Many of these students have stayed in touch, such as Maya Ilic of Serbia, who wrote in 2015:
Dearest Mrs. G, you may not have a halo or the wings, but you are an Angel that changed my life when you took me in as an exchange student at UHA (and under what circumstances) and made me a better person. You loved me and took care of me like I was your own child … family is everything to Mrs. Gorman, when she saved me from another host family + took me under her wings I got to know her as a proud mamma of 8 and learned what it took to raise 8 children and love them unlimited. I was 18 at the time and she role modeled me how to be a strong independent woman that can do all. … and today I am celebrating my American Mom. HAPPY BIRTHDAY because you are the gift in my life I give you my gift of love.
Mrs. Gorman loved watching Tom Selleck’s “Blue Bloods,” and a myriad number of 1960s sitcoms. She DVR’d all of them so that she could quickly scroll through the commercials.
She was known countywide for knitting “Grandma Blankies” and stopped counting after giving away more than 300, mostly to the babies of relatives and friends. In a less public way, she also knitted blankets for young mothers in Christian County whom she had heard lacked family support. Mrs. Gorman would personally deliver a blanket to these mothers and then look around the house to see if she could “help out.” Mrs. Gorman often would collect all the dirty laundry, burp towels and bed sheets so she could take care of laundry and give the new mother a rest.
Mrs. Gorman attended Mass most days at Sts. Peter and Paul Catholic Church, until two years ago when her health prevented her from driving to church. That also meant she had to stop driving many of her younger friends to their medical appointments.
Of Imelda Gorman’s many traits, her children would certainly include stability, an ability to see all sides of an issue, and perseverance. Family moves in 1955, 1959, 1966, 1968 and 1975 through the states of Michigan, New Jersey, Maryland and Kentucky seasoned Mrs. Gorman into becoming adept at “growing where you are planted.”
Her children tried to follow her footsteps. Daughter Susan eventually found herself working on Capitol Hill and living in Saudi Arabia, England and Kuwait.
Daughter Anne became equally adept at creating and managing costumes for Hollywood movies, Broadway shows and television.
Before he became successful in the pharmaceutical industry, son Jim was the first white scholarship basketball player among the eight historically black colleges of the Mid-Eastern Athletic Conference. Son Tom was inducted into the National Society of Cable Television Engineers Hall of Fame. Son Steve appeared on the cover of Rolling Stone magazine.

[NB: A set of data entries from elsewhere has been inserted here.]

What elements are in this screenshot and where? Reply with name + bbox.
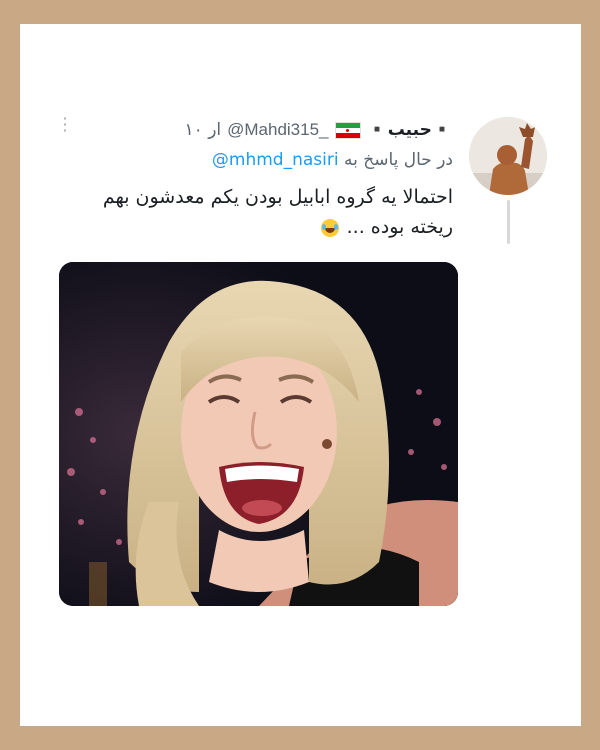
reply-prefix: در حال پاسخ به xyxy=(343,150,453,170)
user-handle[interactable]: @Mahdi315_ xyxy=(227,120,328,140)
avatar[interactable] xyxy=(469,117,547,195)
tweet-text-line-2-wrap: ریخته بوده ... xyxy=(63,212,453,242)
face-with-tears-of-joy-icon xyxy=(320,218,339,237)
screenshot-card: · · · ۱۰ ار @Mahdi315_ ▪️حبیب▪️ در حال پاس… xyxy=(20,24,581,726)
reply-mention-link[interactable]: @mhmd_nasiri xyxy=(212,150,339,170)
timestamp[interactable]: ۱۰ ار xyxy=(185,120,222,140)
tweet[interactable]: · · · ۱۰ ار @Mahdi315_ ▪️حبیب▪️ در حال پاس… xyxy=(20,24,581,726)
laughing-woman-photo xyxy=(59,262,458,606)
tweet-text-line-2: ریخته بوده ... xyxy=(346,216,453,238)
iran-flag-icon xyxy=(334,121,361,139)
replying-to: در حال پاسخ به @mhmd_nasiri xyxy=(212,150,453,170)
tweet-text-line-1: احتمالا یه گروه ابابیل بودن یکم معدشون ب… xyxy=(102,186,453,208)
tweet-text: احتمالا یه گروه ابابیل بودن یکم معدشون ب… xyxy=(63,182,453,242)
tweet-media-photo[interactable] xyxy=(59,262,458,606)
more-vertical-icon[interactable]: · · · xyxy=(60,111,70,139)
avatar-image xyxy=(469,117,547,195)
tweet-header: ۱۰ ار @Mahdi315_ ▪️حبیب▪️ xyxy=(185,120,453,140)
display-name[interactable]: ▪️حبیب▪️ xyxy=(367,120,453,140)
thread-line xyxy=(507,200,510,244)
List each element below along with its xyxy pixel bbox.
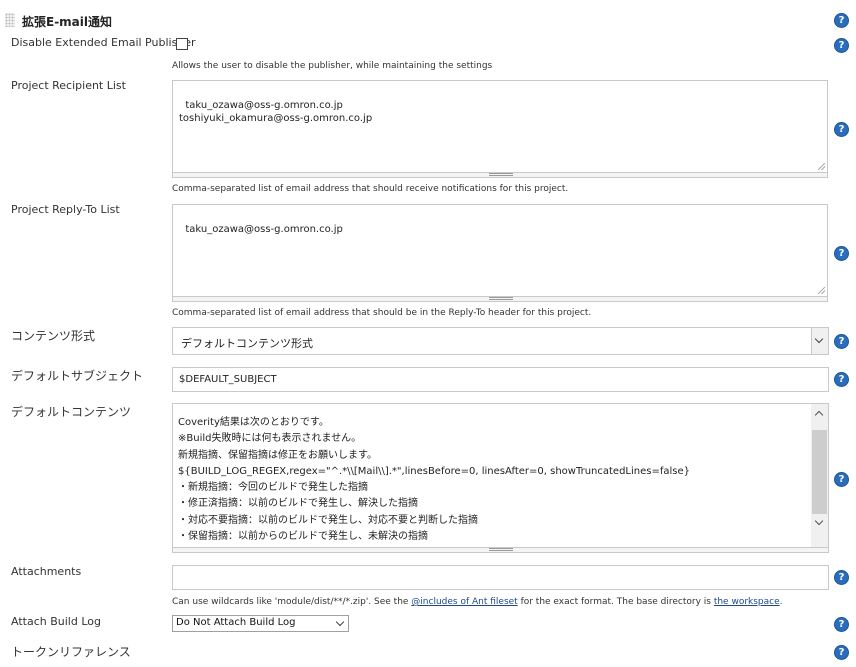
- scroll-down-icon[interactable]: [814, 516, 824, 526]
- help-icon[interactable]: ?: [834, 472, 849, 487]
- chevron-down-icon: [335, 617, 345, 627]
- content-line: ・対応不要指摘：以前のビルドで発生し、対応不要と判断した指摘: [178, 514, 478, 526]
- attachments-description: Can use wildcards like 'module/dist/**/*…: [172, 597, 783, 607]
- scrollbar-thumb[interactable]: [812, 430, 827, 514]
- vertical-scrollbar[interactable]: [811, 404, 828, 547]
- reply-to-list-description: Comma-separated list of email address th…: [172, 308, 592, 318]
- resize-grip-icon[interactable]: [818, 287, 825, 294]
- content-type-selected: デフォルトコンテンツ形式: [181, 337, 313, 350]
- default-content-resize-bar[interactable]: [172, 548, 829, 553]
- content-line: ・保留指摘：以前からのビルドで発生し、未解決の指摘: [178, 531, 428, 543]
- content-line: 新規指摘、保留指摘は修正をお願いします。: [178, 449, 377, 461]
- content-type-label: コンテンツ形式: [11, 329, 96, 343]
- resize-grip-icon[interactable]: [818, 163, 825, 170]
- help-icon[interactable]: ?: [834, 334, 849, 349]
- help-icon[interactable]: ?: [834, 122, 849, 137]
- ant-fileset-link[interactable]: @includes of Ant fileset: [411, 597, 517, 607]
- section-title: 拡張E-mail通知: [22, 15, 113, 29]
- recipient-list-textarea[interactable]: taku_ozawa@oss-g.omron.co.jp toshiyuki_o…: [172, 80, 828, 173]
- attachments-description-middle: for the exact format. The base directory…: [517, 597, 714, 607]
- help-icon[interactable]: ?: [834, 570, 849, 585]
- help-icon[interactable]: ?: [834, 372, 849, 387]
- default-content-textarea[interactable]: Coverity結果は次のとおりです。 ※Build失敗時には何も表示されません…: [172, 403, 829, 548]
- content-line: ※Build失敗時には何も表示されません。: [178, 433, 362, 445]
- attach-build-log-select[interactable]: Do Not Attach Build Log: [172, 615, 349, 632]
- workspace-link[interactable]: the workspace: [714, 597, 780, 607]
- chevron-down-icon: [814, 334, 824, 344]
- attachments-input[interactable]: [172, 565, 829, 590]
- content-type-arrow-button[interactable]: [811, 328, 828, 354]
- default-subject-label: デフォルトサブジェクト: [11, 369, 144, 383]
- help-icon[interactable]: ?: [834, 13, 849, 28]
- recipient-list-description: Comma-separated list of email address th…: [172, 184, 569, 194]
- default-content-text: Coverity結果は次のとおりです。 ※Build失敗時には何も表示されません…: [178, 415, 808, 545]
- scroll-up-icon[interactable]: [814, 410, 824, 420]
- disable-publisher-description: Allows the user to disable the publisher…: [172, 61, 493, 71]
- attachments-label: Attachments: [11, 565, 82, 578]
- reply-to-list-label: Project Reply-To List: [11, 203, 120, 216]
- default-content-label: デフォルトコンテンツ: [11, 405, 132, 419]
- attach-build-log-selected: Do Not Attach Build Log: [176, 617, 296, 628]
- help-icon[interactable]: ?: [834, 38, 849, 53]
- recipient-list-label: Project Recipient List: [11, 79, 126, 92]
- default-subject-input[interactable]: $DEFAULT_SUBJECT: [172, 367, 829, 392]
- help-icon[interactable]: ?: [834, 617, 849, 632]
- help-icon[interactable]: ?: [834, 645, 849, 660]
- token-reference-label: トークンリファレンス: [11, 645, 131, 659]
- reply-to-list-textarea[interactable]: taku_ozawa@oss-g.omron.co.jp: [172, 204, 828, 297]
- disable-publisher-label: Disable Extended Email Publisher: [11, 36, 196, 49]
- attachments-description-suffix: .: [779, 597, 783, 607]
- disable-publisher-checkbox[interactable]: [176, 38, 188, 50]
- reply-to-list-value: taku_ozawa@oss-g.omron.co.jp: [185, 224, 343, 235]
- content-line: ・新規指摘：今回のビルドで発生した指摘: [178, 482, 368, 494]
- recipient-list-resize-bar[interactable]: [172, 173, 828, 178]
- reply-to-list-resize-bar[interactable]: [172, 297, 828, 302]
- content-line: Coverity結果は次のとおりです。: [178, 417, 329, 428]
- content-line: ${BUILD_LOG_REGEX,regex="^.*\\[Mail\\].*…: [178, 465, 691, 477]
- help-icon[interactable]: ?: [834, 246, 849, 261]
- recipient-list-value: taku_ozawa@oss-g.omron.co.jp toshiyuki_o…: [179, 100, 373, 124]
- attach-build-log-label: Attach Build Log: [11, 615, 101, 628]
- attachments-description-prefix: Can use wildcards like 'module/dist/**/*…: [172, 597, 412, 607]
- section-drag-handle[interactable]: [5, 13, 15, 27]
- content-type-select[interactable]: デフォルトコンテンツ形式: [172, 327, 829, 355]
- content-line: ・修正済指摘：以前のビルドで発生し、解決した指摘: [178, 498, 418, 510]
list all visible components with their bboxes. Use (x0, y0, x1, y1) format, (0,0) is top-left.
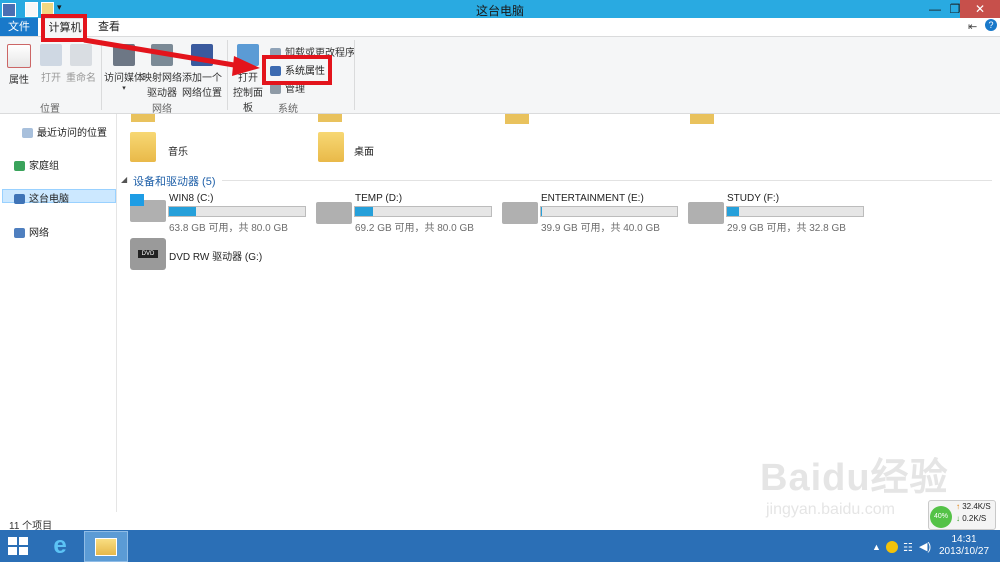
nav-item-homegroup[interactable]: 家庭组 (14, 157, 59, 172)
nav-this-pc-label: 这台电脑 (29, 194, 69, 205)
drive-e-space: 39.9 GB 可用，共 40.0 GB (541, 223, 660, 234)
hard-drive-icon (316, 202, 352, 224)
drive-e-usage-fill (541, 207, 543, 216)
manage-icon (270, 84, 281, 95)
file-explorer-icon (95, 538, 117, 556)
section-divider (222, 180, 992, 181)
open-label: 打开 (41, 73, 61, 84)
manage-label: 管理 (285, 84, 305, 95)
nav-this-pc-text: 这台电脑 (14, 190, 69, 205)
volume-tray-icon[interactable]: ◀) (919, 540, 931, 553)
drive-d-usage-fill (355, 207, 374, 216)
nav-homegroup-label: 家庭组 (29, 161, 59, 172)
folder-top-partial (318, 114, 342, 122)
desktop-folder-icon (318, 132, 344, 162)
dvd-label-icon: DVD (138, 250, 158, 258)
drive-f-usage-bar (726, 206, 864, 217)
taskbar-clock[interactable]: 14:31 2013/10/27 (934, 534, 994, 558)
red-arrow-annotation (83, 37, 260, 76)
drive-g[interactable]: DVD DVD RW 驱动器 (G:) (128, 236, 310, 272)
wifi-tray-icon[interactable]: ☷ (903, 541, 913, 554)
windows-logo-icon (130, 194, 144, 206)
folder-top-partial (505, 114, 529, 124)
group-system-label: 系统 (278, 104, 298, 115)
group-location-label: 位置 (40, 104, 60, 115)
drive-f-name: STUDY (F:) (727, 193, 780, 204)
pin-ribbon-icon[interactable]: ⇤ (968, 20, 977, 33)
drive-e[interactable]: ENTERTAINMENT (E:) 39.9 GB 可用，共 40.0 GB (500, 190, 682, 234)
drive-c-usage-bar (168, 206, 306, 217)
help-icon[interactable]: ? (985, 19, 997, 31)
properties-icon (7, 44, 31, 68)
upload-speed: ↑ 32.4K/S (956, 502, 991, 511)
computer-icon (14, 194, 25, 205)
drive-d[interactable]: TEMP (D:) 69.2 GB 可用，共 80.0 GB (314, 190, 496, 234)
download-speed: ↓ 0.2K/S (956, 514, 986, 523)
collapse-section-icon[interactable]: ◢ (121, 175, 127, 184)
start-button[interactable] (8, 537, 28, 555)
drive-d-space: 69.2 GB 可用，共 80.0 GB (355, 223, 474, 234)
window-title: 这台电脑 (475, 4, 524, 18)
download-speed-value: 0.2K/S (962, 514, 987, 523)
map-drive-label-2: 驱动器 (147, 88, 177, 99)
open-cp-label-2: 控制面板 (233, 88, 263, 114)
drive-c-name: WIN8 (C:) (169, 193, 214, 204)
section-devices-heading[interactable]: 设备和驱动器 (5) (133, 173, 216, 189)
drive-d-usage-bar (354, 206, 492, 217)
baidu-url: jingyan.baidu.com (766, 501, 895, 518)
drive-e-name: ENTERTAINMENT (E:) (541, 193, 644, 204)
file-explorer-taskbar-button[interactable] (84, 531, 128, 562)
folder-top-partial (131, 114, 155, 122)
folder-music[interactable]: 音乐 (130, 130, 220, 164)
folder-desktop-label: 桌面 (354, 147, 374, 158)
close-button[interactable]: ✕ (960, 0, 1000, 18)
folder-top-partial (690, 114, 714, 124)
drive-c[interactable]: WIN8 (C:) 63.8 GB 可用，共 80.0 GB (128, 190, 310, 234)
security-tray-icon[interactable] (886, 541, 898, 553)
nav-network-label: 网络 (29, 228, 49, 239)
nav-item-recent[interactable]: 最近访问的位置 (22, 124, 107, 139)
upload-speed-value: 32.4K/S (962, 502, 991, 511)
clock-date: 2013/10/27 (938, 546, 990, 557)
group-separator (354, 40, 355, 110)
recent-places-icon (22, 128, 33, 139)
baidu-watermark: Baidu经验 jingyan.baidu.com (760, 446, 960, 526)
tab-file[interactable]: 文件 (0, 18, 38, 36)
open-icon (40, 44, 62, 66)
drive-c-usage-fill (169, 207, 197, 216)
internet-explorer-icon[interactable]: e (46, 532, 74, 560)
nav-recent-label: 最近访问的位置 (37, 128, 107, 139)
add-location-label-2: 网络位置 (182, 88, 222, 99)
folder-music-label: 音乐 (168, 147, 188, 158)
clock-time: 14:31 (951, 534, 977, 545)
taskbar (0, 530, 1000, 562)
drive-c-space: 63.8 GB 可用，共 80.0 GB (169, 223, 288, 234)
baidu-logo: Baidu经验 (760, 457, 949, 499)
network-icon (14, 228, 25, 239)
music-folder-icon (130, 132, 156, 162)
group-network-label: 网络 (152, 104, 172, 115)
drive-f[interactable]: STUDY (F:) 29.9 GB 可用，共 32.8 GB (686, 190, 868, 234)
drive-d-name: TEMP (D:) (355, 193, 403, 204)
folder-desktop[interactable]: 桌面 (318, 130, 408, 164)
drive-f-usage-fill (727, 207, 740, 216)
drive-e-usage-bar (540, 206, 678, 217)
show-hidden-icons[interactable]: ▲ (872, 542, 881, 552)
hard-drive-icon (502, 202, 538, 224)
homegroup-icon (14, 161, 25, 172)
drive-f-space: 29.9 GB 可用，共 32.8 GB (727, 223, 846, 234)
hard-drive-icon (688, 202, 724, 224)
nav-item-network[interactable]: 网络 (14, 224, 49, 239)
navigation-pane (0, 114, 117, 512)
drive-g-name: DVD RW 驱动器 (G:) (169, 252, 263, 263)
properties-label: 属性 (9, 75, 29, 86)
properties-button[interactable]: 属性 (4, 44, 34, 86)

Son Dave has been honored as one of the top middle school science teachers in Knoxville, TN. Son Doug helped oversee the downtown revitalization of Bowling Green, KY and is now Judge Executive for Warren County, KY. Son Bob was a South Carolina Journalist of the Year and was elected board chair for New York state’s Associated Press in 2001 and United Way in 2021.
Her children agree that they are who they are because of Imelda Gorman. They grew up in an organized home: a clean house, meals always served at the same time, laundry washed, folded and put away daily, and the house always straightened up before nightfall. Bedtimes were mandatory, although a later bedtime was granted on birthdays. Mom loved to laugh, had a wonderful sense of humor, and was able to see the positive in life when she was feeling anything but positive.
Mrs. Gorman’s love of singing and music was well known among family and friends. She spent years mortifying her kids as she harmonized with Muzak anywhere it played, usually at the grocery store. She called the kids home from playing outside by whistling a sharp, two-note sound that, if performed today by Dave Gorman, can still make her over-60-years-of-age brood stop what they are doing and wonder if they need to get home for dinner; a whistle we all can still hear to this day.
Mrs. Gorman thrived in Hopkinsville. She moved here 50 years ago, hoping it was going to be for the good of all family members. It turned out to be where she found herself most at home.